The Madras High Court ordered the wage hike late last month. Under the ruling, workers will see their wages rise to a monthly average of Rs 8480 (US$127) for a skilled cutter, and Rs 7201 ($107) for an unskilled worker.

The decision by the court meant it dismissed petitions from around 550 clothing manufacturers and exporters who claimed that increasing wages would be "practically impossible" to introduce given "the tough global market conditions".

In 2012, the government formed an advisory committee and in October 2014, a government order announced new minimum wages revision for the region's tailoring industry. 

But while garment factory owners maintain the industry is struggling, union leaders continue to argue that a number of factories where trade unions exist already pay a minimum wage of Rs 10,000 or above, and still manage to make a profit.

IndustriALL Global Union said of the news: "Years of struggle for Tamil Nadu garment workers paid off when the Madras High Court's dismissed about 550 petitions filed by garment employers opposing a government order to increase the minimum wages for tailoring industry workers."

However, despite the court verdict, unions say implementation of the new wages remains "a major concern" due to a large number of workers not being aware of the wage revision. A loophole created when the Tamil Nadu government announced a different set of "very low minimum wages" for the hosiery industry in January, means employer can avoid paying higher wages, the unions add. 

"Most of the government workers are precarious workers employed on piece rate and weekly wages with no regular employment contract," explains Apoorva Kaiwar, IndustriALL Global Union South Asia regional secretary. "As employers do not regularise the employment of precarious workers, they are forced to shift from one factory to other factories frequently.
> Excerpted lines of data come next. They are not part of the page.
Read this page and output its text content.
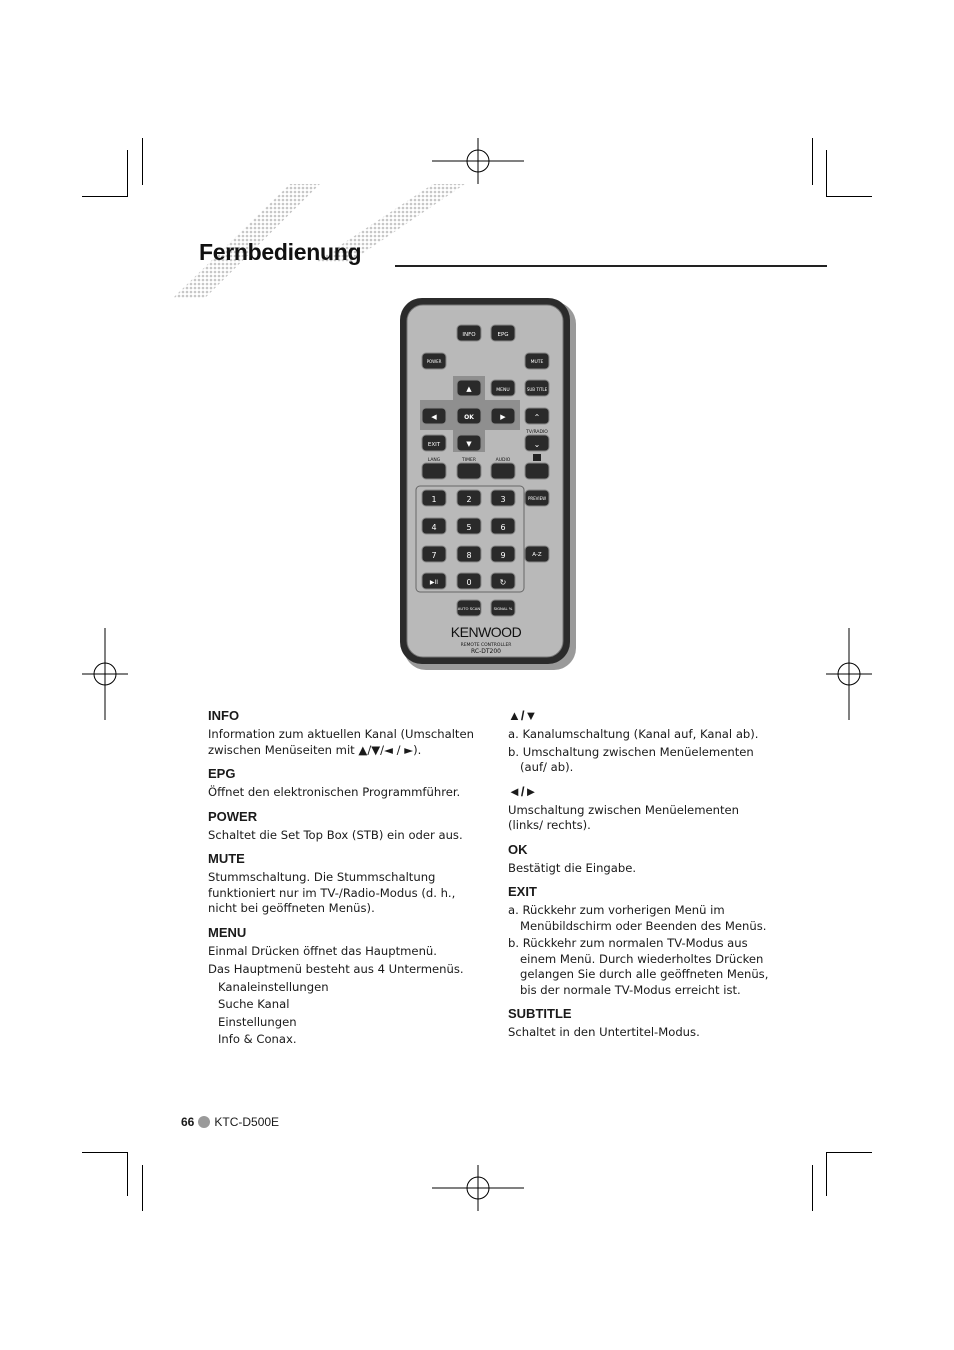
Fernbedienung
INFO	EPG
POWER	MUTE
▲	MENU	SUB TITLE
◀	OK	▶	⌃
TV/RADIO
EXIT	▼	⌄
LANG	TIMER	AUDIO
1	2	3	PREVIEW
4	5	6
7	8	9	A-Z
▶II	0	↻
AUTO SCAN	SIGNAL %
KENWOOD
REMOTE CONTROLLER
RC-DT200
INFO

Information zum aktuellen Kanal (Umschalten zwischen Menüseiten mit ▲/▼/◄ / ►).

EPG

Öffnet den elektronischen Programmführer.

POWER

Schaltet die Set Top Box (STB) ein oder aus.

MUTE

Stummschaltung. Die Stummschaltung funktioniert nur im TV-/Radio-Modus (d. h., nicht bei geöffneten Menüs).

MENU

Einmal Drücken öffnet das Hauptmenü.

Das Hauptmenü besteht aus 4 Untermenüs.

Kanaleinstellungen

Suche Kanal

Einstellungen

Info & Conax.

▲/▼

a. Kanalumschaltung (Kanal auf, Kanal ab).

b. Umschaltung zwischen Menüelementen (auf/ ab).

◄/►

Umschaltung zwischen Menüelementen (links/ rechts).

OK

Bestätigt die Eingabe.

EXIT

a. Rückkehr zum vorherigen Menü im Menübildschirm oder Beenden des Menüs.

b. Rückkehr zum normalen TV-Modus aus einem Menü. Durch wiederholtes Drücken gelangen Sie durch alle geöffneten Menüs, bis der normale TV-Modus erreicht ist.

SUBTITLE

Schaltet in den Untertitel-Modus.

66 KTC-D500E
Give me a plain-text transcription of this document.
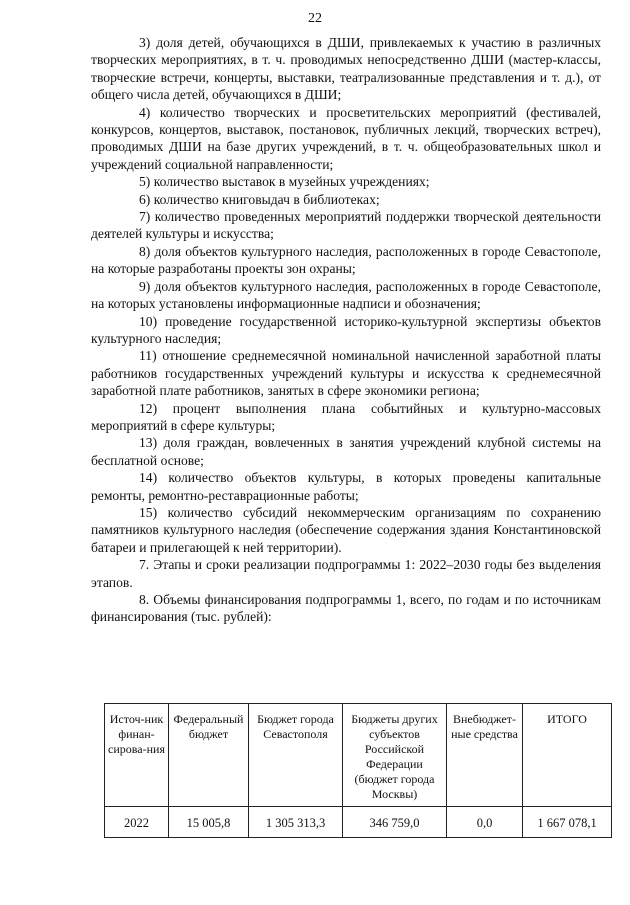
22

3) доля детей, обучающихся в ДШИ, привлекаемых к участию в различных творческих мероприятиях, в т. ч. проводимых непосредственно ДШИ (мастер-классы, творческие встречи, концерты, выставки, театрализованные представления и т. д.), от общего числа детей, обучающихся в ДШИ;

4) количество творческих и просветительских мероприятий (фестивалей, конкурсов, концертов, выставок, постановок, публичных лекций, творческих встреч), проводимых ДШИ на базе других учреждений, в т. ч. общеобразовательных школ и учреждений социальной направленности;

5) количество выставок в музейных учреждениях;

6) количество книговыдач в библиотеках;

7) количество проведенных мероприятий поддержки творческой деятельности деятелей культуры и искусства;

8) доля объектов культурного наследия, расположенных в городе Севастополе, на которые разработаны проекты зон охраны;

9) доля объектов культурного наследия, расположенных в городе Севастополе, на которых установлены информационные надписи и обозначения;

10) проведение государственной историко-культурной экспертизы объектов культурного наследия;

11) отношение среднемесячной номинальной начисленной заработной платы работников государственных учреждений культуры и искусства к среднемесячной заработной плате работников, занятых в сфере экономики региона;

12) процент выполнения плана событийных и культурно-массовых мероприятий в сфере культуры;

13) доля граждан, вовлеченных в занятия учреждений клубной системы на бесплатной основе;

14) количество объектов культуры, в которых проведены капитальные ремонты, ремонтно-реставрационные работы;

15) количество субсидий некоммерческим организациям по сохранению памятников культурного наследия (обеспечение содержания здания Константиновской батареи и прилегающей к ней территории).

7. Этапы и сроки реализации подпрограммы 1: 2022–2030 годы без выделения этапов.

8. Объемы финансирования подпрограммы 1, всего, по годам и по источникам финансирования (тыс. рублей):

Источ-ник финан-сирова-ния	Федеральный бюджет	Бюджет города Севастополя	Бюджеты других субъектов Российской Федерации (бюджет города Москвы)	Внебюджет-ные средства	ИТОГО
2022	15 005,8	1 305 313,3	346 759,0	0,0	1 667 078,1
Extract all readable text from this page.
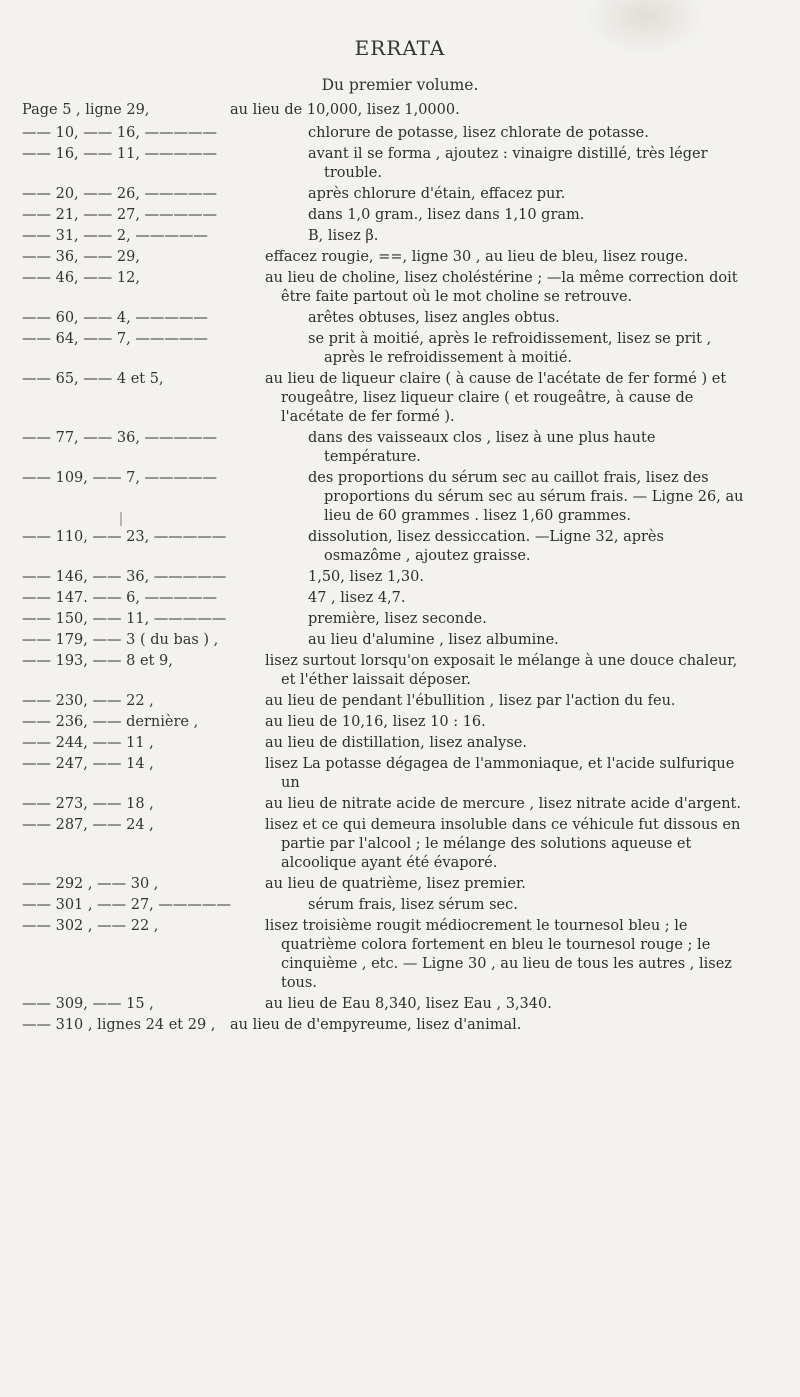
ERRATA
Du premier volume.
Page 5 , ligne 29,	au lieu de 10,000, lisez 1,0000.
—— 10, —— 16, —————	chlorure de potasse, lisez chlorate de potasse.
—— 16, —— 11, —————	avant il se forma , ajoutez : vinaigre distillé, très léger trouble.
—— 20, —— 26, —————	après chlorure d'étain, effacez pur.
—— 21, —— 27, —————	dans 1,0 gram., lisez dans 1,10 gram.
—— 31, —— 2, —————	B, lisez β.
—— 36, —— 29,	effacez rougie, ==, ligne 30 , au lieu de bleu, lisez rouge.
—— 46, —— 12,	au lieu de choline, lisez choléstérine ; —la même correction doit être faite partout où le mot choline se retrouve.
—— 60, —— 4, —————	arêtes obtuses, lisez angles obtus.
—— 64, —— 7, —————	se prit à moitié, après le refroidissement, lisez se prit , après le refroidissement à moitié.
—— 65, —— 4 et 5,	au lieu de liqueur claire ( à cause de l'acétate de fer formé ) et rougeâtre, lisez liqueur claire ( et rougeâtre, à cause de l'acétate de fer formé ).
—— 77, —— 36, —————	dans des vaisseaux clos , lisez à une plus haute température.
—— 109, —— 7, —————	des proportions du sérum sec au caillot frais, lisez des proportions du sérum sec au sérum frais. — Ligne 26, au lieu de 60 grammes . lisez 1,60 grammes.
—— 110, —— 23, —————	dissolution, lisez dessiccation. —Ligne 32, après osmazôme , ajoutez graisse.
—— 146, —— 36, —————	1,50, lisez 1,30.
—— 147. —— 6, —————	47 , lisez 4,7.
—— 150, —— 11, —————	première, lisez seconde.
—— 179, —— 3 ( du bas ) ,	au lieu d'alumine , lisez albumine.
—— 193, —— 8 et 9,	lisez surtout lorsqu'on exposait le mélange à une douce chaleur, et l'éther laissait déposer.
—— 230, —— 22 ,	au lieu de pendant l'ébullition , lisez par l'action du feu.
—— 236, —— dernière ,	au lieu de 10,16, lisez 10 : 16.
—— 244, —— 11 ,	au lieu de distillation, lisez analyse.
—— 247, —— 14 ,	lisez La potasse dégagea de l'ammoniaque, et l'acide sulfurique un
—— 273, —— 18 ,	au lieu de nitrate acide de mercure , lisez nitrate acide d'argent.
—— 287, —— 24 ,	lisez et ce qui demeura insoluble dans ce véhicule fut dissous en partie par l'alcool ; le mélange des solutions aqueuse et alcoolique ayant été évaporé.
—— 292 , —— 30 ,	au lieu de quatrième, lisez premier.
—— 301 , —— 27, —————	sérum frais, lisez sérum sec.
—— 302 , —— 22 ,	lisez troisième rougit médiocrement le tournesol bleu ; le quatrième colora fortement en bleu le tournesol rouge ; le cinquième , etc. — Ligne 30 , au lieu de tous les autres , lisez tous.
—— 309, —— 15 ,	au lieu de Eau 8,340, lisez Eau , 3,340.
—— 310 , lignes 24 et 29 ,	au lieu de d'empyreume, lisez d'animal.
Trade union presence in the garment factories in Tamil Nadu is also very low as employers strongly resist the formation of unions.

"Together these factors pose challenges for workers to get statutory minimum wages and arrears. It is imperative that we organise strong trade unions among garment workers to ensure that the new provisions are implemented." 

The Garment and Fashion Workers Union (GFWU), which it says played "a crucial role" in representing workers, welcomed the court verdict and called for the implementation of the high court order in letter and spirit.

"Irrespective of the fabric they are working, all tailoring workers should be considered on par and minimum wages should be implemented equally for all workers."